Health Inf Sci Syst. 2023 Oct 9;11(1):48. doi: 10.1007/s13755-023-00248-5. eCollection 2023 Dec.

Abstract

Purpose: To address the contentious data sharing across hospitals, this study adopted a novel approach, federated learning (FL), to establish an aggregate model for acute kidney injury (AKI) prediction in critically ill patients in Taiwan.

Methods: This study used data from the Critical Care Database of Taichung Veterans General Hospital (TCVGH) from 2015 to 2020 and electrical medical records of the intensive care units (ICUs) between 2018 and 2020 of four referral centers in different areas across Taiwan. AKI prediction models were trained and validated thereupon. An FL-based prediction model across hospitals was then established.

Results: The study included 16,732 ICU admissions from the TCVGH and 38,424 ICU admissions from the other four hospitals. The complete model with 60 features and the parsimonious model with 21 features demonstrated comparable accuracies using extreme gradient boosting, neural network (NN), and random forest, with an area under the receiver-operating characteristic (AUROC) curve of approximately 0.90. The Shapley Additive Explanations plot demonstrated that the selected features were the key clinical components of AKI for critically ill patients. The AUROC curve of the established parsimonious model for external validation at the four hospitals ranged from 0.760 to 0.865. NN-based FL slightly improved the model performance at the four centers.
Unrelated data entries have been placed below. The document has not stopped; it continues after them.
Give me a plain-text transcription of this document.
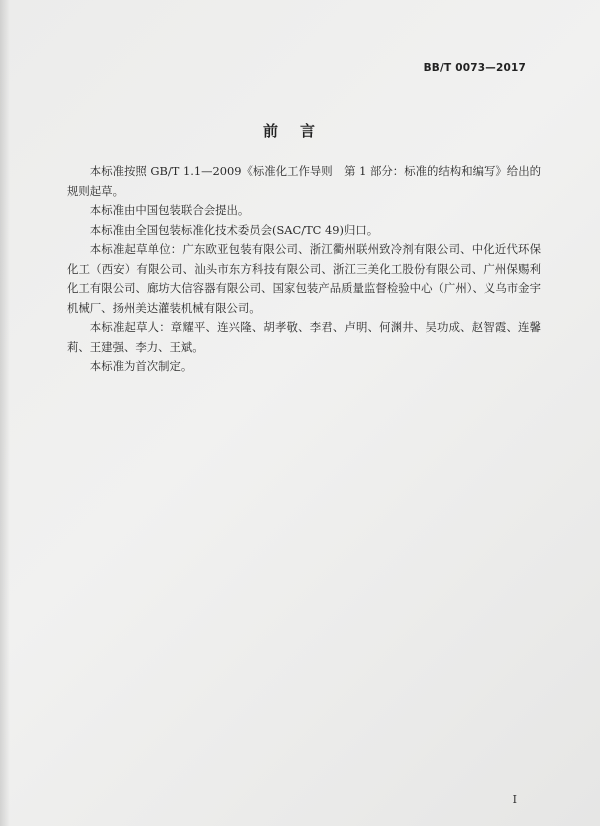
BB/T 0073—2017
前言

本标准按照 GB/T 1.1—2009《标准化工作导则　第 1 部分：标准的结构和编写》给出的规则起草。

本标准由中国包装联合会提出。

本标准由全国包装标准化技术委员会(SAC/TC 49)归口。

本标准起草单位：广东欧亚包装有限公司、浙江衢州联州致冷剂有限公司、中化近代环保化工（西安）有限公司、汕头市东方科技有限公司、浙江三美化工股份有限公司、广州保赐利化工有限公司、廊坊大信容器有限公司、国家包装产品质量监督检验中心（广州）、义乌市金宇机械厂、扬州美达灌装机械有限公司。

本标准起草人：章耀平、连兴隆、胡孝敬、李君、卢明、何渊井、吴功成、赵智霞、连馨莉、王建强、李力、王斌。

本标准为首次制定。

I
Conclusion: A reliable prediction model for AKI in ICU patients was developed with a lead time of 24 h, and it performed better when the novel FL platform across hospitals was implemented.

Supplementary information: The online version contains supplementary material available at 10.1007/s13755-023-00248-5.

Keywords: Acute kidney injury (AKI); Federated learning (FL); Prediction model.